Which statements are true for the partial matrix  $\mathbf{G}_1$ ?

The first row is  $0 \ 0 \ 0 \ 0$.
The second row is  $0 \ 1 \ 1 \ 0$.
The third row is  $0 \ 1 \ 0 \ 0$.

4

Determine the first nine rows and twelve columns of the generator matrix  $\mathbf{G}$. Which statements are true?

There is at least one row with all zeros.
There is at least one row with all ones.
In each of the columns  $1, 5, 9$  there is only one single one.

5

What code sequence  $\underline {x}$  results for  $\underline {u} = (0, 1, 1, 1, 1, 0, 1, 0, 1)$?

It holds:  $\underline{x} = (1, 0, 1, 1, 0, 1, 1, 0, 1, 1, 0, 1, \ \text{...})$.
It holds:  $\underline{x} = (0, 1, 0, 0, 1, 0, 0, 0, 1, 0, 1, 1, \ \text{...})$.
It holds:  $\underline{x} = (0, 1, 0, 0, 1, 1, 1, 0, 0, 1, 1, 1, \ \text{...})$.


Solution

(1)  The memory of the considered convolutional encoder is $m = 2$.

  • Thus, the generator matrix $\mathbf{G}$ is composed of the $m + 1 \ \underline {= 3}$ submatrices $\mathbf{G}_0, \mathbf{G}_1$ and $\mathbf{G}_2$.


(2)  Correct are statement 1 and 2:

  • From the given equations
$$x_i^{(1)} \hspace{-0.15cm} \ = \ \hspace{-0.15cm} u_{i}^{(1)} \hspace{0.05cm},$$
$$x_i^{(2)} \hspace{-0.15cm} \ = \ \hspace{-0.15cm} u_{i}^{(1)} + u_{i}^{(2)} + u_{i-1}^{(2)} + u_{i-1}^{(3)} \hspace{0.05cm},$$
$$x_i^{(3)} \hspace{-0.15cm} \ = \ \hspace{-0.15cm} u_{i}^{(2)} + u_{i}^{(3)}+ u_{i-1}^{(2)} + u_{i-2}^{(3)} \hspace{0.05cm},$$
$$x_i^{(4)} \hspace{-0.15cm} \ = \ \hspace{-0.15cm} u_{i}^{(1)} + u_{i}^{(2)} + u_{i}^{(3)}+ u_{i-2}^{(3)}$$

it can be seen that in the whole set of equations an input value $u_i^{(j)}$ with $j ∈ \{1, 2, 3\}$ occurs exactly eight times   ⇒   Statement 1 is true.

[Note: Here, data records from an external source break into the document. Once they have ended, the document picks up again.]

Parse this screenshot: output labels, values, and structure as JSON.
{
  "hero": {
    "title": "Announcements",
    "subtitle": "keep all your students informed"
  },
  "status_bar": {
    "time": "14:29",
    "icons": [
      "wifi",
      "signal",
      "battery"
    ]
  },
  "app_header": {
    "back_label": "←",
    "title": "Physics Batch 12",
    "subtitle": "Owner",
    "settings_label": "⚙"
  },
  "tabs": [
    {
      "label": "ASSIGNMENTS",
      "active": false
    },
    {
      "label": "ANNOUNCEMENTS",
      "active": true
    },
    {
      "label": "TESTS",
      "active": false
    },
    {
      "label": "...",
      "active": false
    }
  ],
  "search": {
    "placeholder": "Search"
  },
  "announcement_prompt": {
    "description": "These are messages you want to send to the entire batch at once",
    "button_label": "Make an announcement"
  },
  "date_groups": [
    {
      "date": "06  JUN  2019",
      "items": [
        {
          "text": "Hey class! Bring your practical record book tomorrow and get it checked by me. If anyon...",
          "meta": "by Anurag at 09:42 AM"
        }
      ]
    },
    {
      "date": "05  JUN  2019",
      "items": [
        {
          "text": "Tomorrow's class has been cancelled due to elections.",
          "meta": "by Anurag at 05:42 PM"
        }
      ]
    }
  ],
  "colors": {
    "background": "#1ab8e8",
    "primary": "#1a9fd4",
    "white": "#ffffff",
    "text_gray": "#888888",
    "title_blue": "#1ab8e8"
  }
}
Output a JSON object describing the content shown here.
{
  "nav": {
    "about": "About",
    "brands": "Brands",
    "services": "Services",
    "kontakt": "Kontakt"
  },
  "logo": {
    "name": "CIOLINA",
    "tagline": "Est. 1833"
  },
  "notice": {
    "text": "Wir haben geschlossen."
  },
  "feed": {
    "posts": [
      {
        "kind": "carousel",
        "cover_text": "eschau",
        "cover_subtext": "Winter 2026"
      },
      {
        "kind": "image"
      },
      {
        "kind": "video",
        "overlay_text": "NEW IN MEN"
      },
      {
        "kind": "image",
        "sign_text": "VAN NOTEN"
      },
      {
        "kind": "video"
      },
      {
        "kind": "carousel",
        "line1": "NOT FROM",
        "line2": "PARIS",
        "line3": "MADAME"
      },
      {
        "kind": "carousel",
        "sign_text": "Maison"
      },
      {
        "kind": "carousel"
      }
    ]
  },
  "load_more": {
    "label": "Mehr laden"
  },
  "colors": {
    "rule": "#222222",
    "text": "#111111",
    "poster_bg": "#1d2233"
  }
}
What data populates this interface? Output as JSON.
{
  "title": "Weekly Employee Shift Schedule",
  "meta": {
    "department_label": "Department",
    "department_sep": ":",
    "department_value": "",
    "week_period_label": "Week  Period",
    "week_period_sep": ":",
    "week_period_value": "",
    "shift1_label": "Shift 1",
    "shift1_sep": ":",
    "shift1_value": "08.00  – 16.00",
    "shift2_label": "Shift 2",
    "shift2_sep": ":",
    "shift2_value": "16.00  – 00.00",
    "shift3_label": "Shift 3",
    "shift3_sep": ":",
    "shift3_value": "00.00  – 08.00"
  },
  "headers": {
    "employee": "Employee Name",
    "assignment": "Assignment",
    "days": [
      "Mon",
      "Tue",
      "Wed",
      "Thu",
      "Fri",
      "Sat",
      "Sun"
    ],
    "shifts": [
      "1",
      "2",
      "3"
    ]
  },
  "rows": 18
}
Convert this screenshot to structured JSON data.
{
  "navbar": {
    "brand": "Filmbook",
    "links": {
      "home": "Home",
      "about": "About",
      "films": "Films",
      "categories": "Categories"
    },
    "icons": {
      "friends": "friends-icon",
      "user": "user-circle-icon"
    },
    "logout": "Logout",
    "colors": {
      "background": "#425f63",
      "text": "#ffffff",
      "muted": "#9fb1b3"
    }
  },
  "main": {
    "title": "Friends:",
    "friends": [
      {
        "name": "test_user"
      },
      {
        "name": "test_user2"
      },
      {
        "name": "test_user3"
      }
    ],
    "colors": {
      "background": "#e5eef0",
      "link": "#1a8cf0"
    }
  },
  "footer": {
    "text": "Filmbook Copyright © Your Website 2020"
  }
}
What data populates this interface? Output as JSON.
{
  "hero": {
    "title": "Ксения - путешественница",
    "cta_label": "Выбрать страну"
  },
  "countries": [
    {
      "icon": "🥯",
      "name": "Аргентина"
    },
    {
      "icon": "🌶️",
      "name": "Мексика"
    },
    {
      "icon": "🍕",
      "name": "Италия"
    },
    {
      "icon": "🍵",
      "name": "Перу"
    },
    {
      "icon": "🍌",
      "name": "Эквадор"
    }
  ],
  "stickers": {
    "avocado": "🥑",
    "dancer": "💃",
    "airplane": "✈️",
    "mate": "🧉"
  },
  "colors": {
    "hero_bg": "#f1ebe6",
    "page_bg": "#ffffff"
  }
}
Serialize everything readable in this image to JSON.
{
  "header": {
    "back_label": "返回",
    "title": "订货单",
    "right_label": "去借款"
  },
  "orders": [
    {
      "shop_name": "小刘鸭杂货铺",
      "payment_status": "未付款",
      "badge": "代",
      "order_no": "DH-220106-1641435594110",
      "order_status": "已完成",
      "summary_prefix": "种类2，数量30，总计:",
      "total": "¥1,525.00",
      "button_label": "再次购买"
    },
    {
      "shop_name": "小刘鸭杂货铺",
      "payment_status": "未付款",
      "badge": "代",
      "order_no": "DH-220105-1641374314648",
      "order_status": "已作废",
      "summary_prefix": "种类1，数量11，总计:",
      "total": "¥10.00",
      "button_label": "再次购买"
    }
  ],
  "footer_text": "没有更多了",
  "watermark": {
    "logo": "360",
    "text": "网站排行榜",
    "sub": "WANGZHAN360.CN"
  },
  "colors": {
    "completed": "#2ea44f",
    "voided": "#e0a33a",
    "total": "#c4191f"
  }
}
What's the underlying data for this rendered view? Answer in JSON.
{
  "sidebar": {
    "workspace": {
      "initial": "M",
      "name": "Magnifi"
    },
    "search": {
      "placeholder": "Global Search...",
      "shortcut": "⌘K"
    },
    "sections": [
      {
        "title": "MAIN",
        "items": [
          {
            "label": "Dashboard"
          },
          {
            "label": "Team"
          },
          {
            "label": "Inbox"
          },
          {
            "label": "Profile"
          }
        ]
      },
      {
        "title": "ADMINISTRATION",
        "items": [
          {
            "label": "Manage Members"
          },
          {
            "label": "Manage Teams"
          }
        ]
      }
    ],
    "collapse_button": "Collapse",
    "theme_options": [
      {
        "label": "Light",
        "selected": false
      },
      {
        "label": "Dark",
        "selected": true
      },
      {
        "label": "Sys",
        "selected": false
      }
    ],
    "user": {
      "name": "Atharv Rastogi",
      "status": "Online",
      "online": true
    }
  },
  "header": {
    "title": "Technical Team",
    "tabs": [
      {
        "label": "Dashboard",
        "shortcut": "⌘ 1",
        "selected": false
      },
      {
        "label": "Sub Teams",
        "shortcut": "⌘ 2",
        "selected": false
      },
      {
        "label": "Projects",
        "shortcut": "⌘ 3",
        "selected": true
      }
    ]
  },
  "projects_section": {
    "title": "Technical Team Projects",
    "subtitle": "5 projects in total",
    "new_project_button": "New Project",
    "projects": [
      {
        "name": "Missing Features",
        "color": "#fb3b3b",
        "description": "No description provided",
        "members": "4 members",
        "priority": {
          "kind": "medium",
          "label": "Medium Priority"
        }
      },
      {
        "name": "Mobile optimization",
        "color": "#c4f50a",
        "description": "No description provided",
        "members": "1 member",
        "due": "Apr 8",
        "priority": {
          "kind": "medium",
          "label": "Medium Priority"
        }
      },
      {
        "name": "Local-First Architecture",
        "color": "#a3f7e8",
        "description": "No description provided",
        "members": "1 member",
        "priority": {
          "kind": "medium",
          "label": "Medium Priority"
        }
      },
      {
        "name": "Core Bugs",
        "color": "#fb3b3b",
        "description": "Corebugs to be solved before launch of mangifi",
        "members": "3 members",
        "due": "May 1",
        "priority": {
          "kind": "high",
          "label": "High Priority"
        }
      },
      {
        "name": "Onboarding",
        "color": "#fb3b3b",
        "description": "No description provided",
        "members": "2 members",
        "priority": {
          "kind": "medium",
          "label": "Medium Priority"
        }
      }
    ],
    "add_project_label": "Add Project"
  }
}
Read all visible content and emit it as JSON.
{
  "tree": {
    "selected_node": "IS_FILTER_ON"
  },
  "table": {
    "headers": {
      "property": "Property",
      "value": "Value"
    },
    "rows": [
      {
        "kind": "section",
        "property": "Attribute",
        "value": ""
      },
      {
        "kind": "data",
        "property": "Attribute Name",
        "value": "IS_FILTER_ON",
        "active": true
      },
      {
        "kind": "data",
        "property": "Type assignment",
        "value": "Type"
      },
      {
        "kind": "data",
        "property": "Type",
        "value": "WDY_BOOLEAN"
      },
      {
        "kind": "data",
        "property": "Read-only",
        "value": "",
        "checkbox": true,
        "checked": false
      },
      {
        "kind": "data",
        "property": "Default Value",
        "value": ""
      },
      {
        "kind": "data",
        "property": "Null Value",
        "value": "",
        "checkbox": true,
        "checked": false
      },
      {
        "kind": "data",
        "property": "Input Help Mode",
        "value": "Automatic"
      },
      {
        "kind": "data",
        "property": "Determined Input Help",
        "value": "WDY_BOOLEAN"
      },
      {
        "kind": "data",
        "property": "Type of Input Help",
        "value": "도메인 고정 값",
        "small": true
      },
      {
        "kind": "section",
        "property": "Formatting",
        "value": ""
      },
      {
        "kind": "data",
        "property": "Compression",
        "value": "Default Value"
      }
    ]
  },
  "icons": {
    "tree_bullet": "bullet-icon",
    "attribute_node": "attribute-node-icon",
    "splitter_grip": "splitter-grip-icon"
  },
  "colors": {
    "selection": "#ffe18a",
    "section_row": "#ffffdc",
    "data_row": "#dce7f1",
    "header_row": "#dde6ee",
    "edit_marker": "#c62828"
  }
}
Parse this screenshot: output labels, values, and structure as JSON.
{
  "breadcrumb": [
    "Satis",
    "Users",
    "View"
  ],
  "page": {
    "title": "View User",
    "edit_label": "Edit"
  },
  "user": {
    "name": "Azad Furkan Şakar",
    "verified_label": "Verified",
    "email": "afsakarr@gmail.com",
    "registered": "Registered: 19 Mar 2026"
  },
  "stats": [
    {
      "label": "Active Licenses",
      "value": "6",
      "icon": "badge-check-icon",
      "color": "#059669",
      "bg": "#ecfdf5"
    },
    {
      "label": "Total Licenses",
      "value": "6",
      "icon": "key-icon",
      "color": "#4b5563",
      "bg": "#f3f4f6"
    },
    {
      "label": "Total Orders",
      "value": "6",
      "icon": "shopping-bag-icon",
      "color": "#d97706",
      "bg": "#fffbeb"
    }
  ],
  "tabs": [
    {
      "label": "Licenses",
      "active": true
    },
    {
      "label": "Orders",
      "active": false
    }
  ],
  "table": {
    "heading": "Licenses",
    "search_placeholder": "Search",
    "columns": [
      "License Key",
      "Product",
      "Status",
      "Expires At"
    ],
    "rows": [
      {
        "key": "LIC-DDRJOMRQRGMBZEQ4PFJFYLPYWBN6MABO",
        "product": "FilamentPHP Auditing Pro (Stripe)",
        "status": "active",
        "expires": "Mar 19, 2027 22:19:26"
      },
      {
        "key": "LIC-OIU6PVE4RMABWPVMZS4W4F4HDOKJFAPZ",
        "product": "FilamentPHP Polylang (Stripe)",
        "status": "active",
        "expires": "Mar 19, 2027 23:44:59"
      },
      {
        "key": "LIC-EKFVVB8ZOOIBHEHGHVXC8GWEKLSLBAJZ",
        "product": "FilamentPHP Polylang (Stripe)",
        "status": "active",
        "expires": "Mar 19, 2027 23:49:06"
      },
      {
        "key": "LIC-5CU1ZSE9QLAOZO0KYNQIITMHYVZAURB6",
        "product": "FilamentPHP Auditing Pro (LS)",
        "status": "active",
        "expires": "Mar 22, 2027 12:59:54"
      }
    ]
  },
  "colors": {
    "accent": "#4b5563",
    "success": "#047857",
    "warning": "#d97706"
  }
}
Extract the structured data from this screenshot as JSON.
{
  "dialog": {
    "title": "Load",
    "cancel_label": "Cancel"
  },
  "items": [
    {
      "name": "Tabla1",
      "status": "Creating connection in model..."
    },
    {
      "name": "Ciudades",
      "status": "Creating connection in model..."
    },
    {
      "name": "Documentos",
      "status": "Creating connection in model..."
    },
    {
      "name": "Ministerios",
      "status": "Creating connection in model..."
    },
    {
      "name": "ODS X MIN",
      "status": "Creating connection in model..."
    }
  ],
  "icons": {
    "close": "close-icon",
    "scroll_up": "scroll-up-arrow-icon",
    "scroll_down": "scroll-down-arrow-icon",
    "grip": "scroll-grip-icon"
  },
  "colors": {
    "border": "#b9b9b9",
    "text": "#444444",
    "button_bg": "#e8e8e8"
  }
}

  • The input value $u_i^{(1)}$ influences the outputs $x_i^{(1)}$, $x_i^{(2)}$ and $x_i^{(4)}$. Thus, the first row of $\mathbf{G}_0 \text{:} is. \, 1 \ 1 \ 0 \ 1$   ⇒   Statement 2 is also true.
  • In contrast, statement 3 is false: it is not the first row of $\mathbf{G}_0$ that is $1 \ 0 \ 0$, but the first column. This says that $x_i^{(1)}$ depends only on $u_i^{(1)}$, but not on $u_i^{(2)}$ or on $u_i^{(3)}$. It is a systematic code.


(3)  All statements are accurate:

  • In the equation set, an input value $u_{i–1}^{(j)}$ with $j ∈ \{1, 2, 3\}$ occurs three times. Thus, $\mathbf{G}_1$ contains a total of three ones.
  • The input value $u_{i-1}^{(2)}$ influences the outputs $x_i^{(2)}$ and $x_i^{(3)}$, while $u_{i-1}^{(3)}$ is used only for the calculation of $x_i^{(2)}$.


(4)  Only statement 3 is correct:

  • The following graph shows the upper left beginning (rows 1 to 9 and columns 1 to 12) of the generator matrix $\mathbf{G}$.
  • From this it can be seen that the first two statements are false .
  • This result holds for any systematic code with parameters $k = 3$ and $n = 4$.


Generator matrix of a convolutional code with  $k = 4, \ n = 4, \ m = 2$.

(5)  Correct is statement 2:

  • Generally, $\underline{x} = \underline{u} \cdot \mathbf{G}$, where $\underline{u}$ and $\underline{x}$ are sequences, that is, they continue to infinity. Accordingly, the generator matrix $\mathbf{G}$ is not bounded downward or to the right.
  • If the information sequence $\underline{u}$ is bounded (here to $9$ bits), the code sequence $\underline{x}$ is also bounded.
  • If one is only interested in the first bits, it is sufficient to look only at the upper left section of the generator matrix as in the sample solution to subtask (4).
  • Using this graph, the result of the matrix equation $\underline{x} = \underline{u} \cdot \mathbf{G}$ can be read off.
  • Correct is $\underline{x} = (0, 1, 0, 0, 1, 0, 0, 0, 1, 0, 1, 1, \ ...)$ and thus answer 2.


We obtained the same result in the (4) subtask of "Exercise 3.1".

  • Shown here are only $9$ information bits and $9 \cdot n/k = 12$ code bits. Due to the partial matrices $\mathbf{G}_1$ and $\mathbf{G}_2$, however, (partial) ones would still result here for the code bits 13 to 20.
  • The code sequence $\underline{x}$ is composed of the four subsequences $\underline{x}^{(1)}, \ \text{...} \ , \ \underline{x}^{(4)}$, which can be read in the graphic due to different coloring.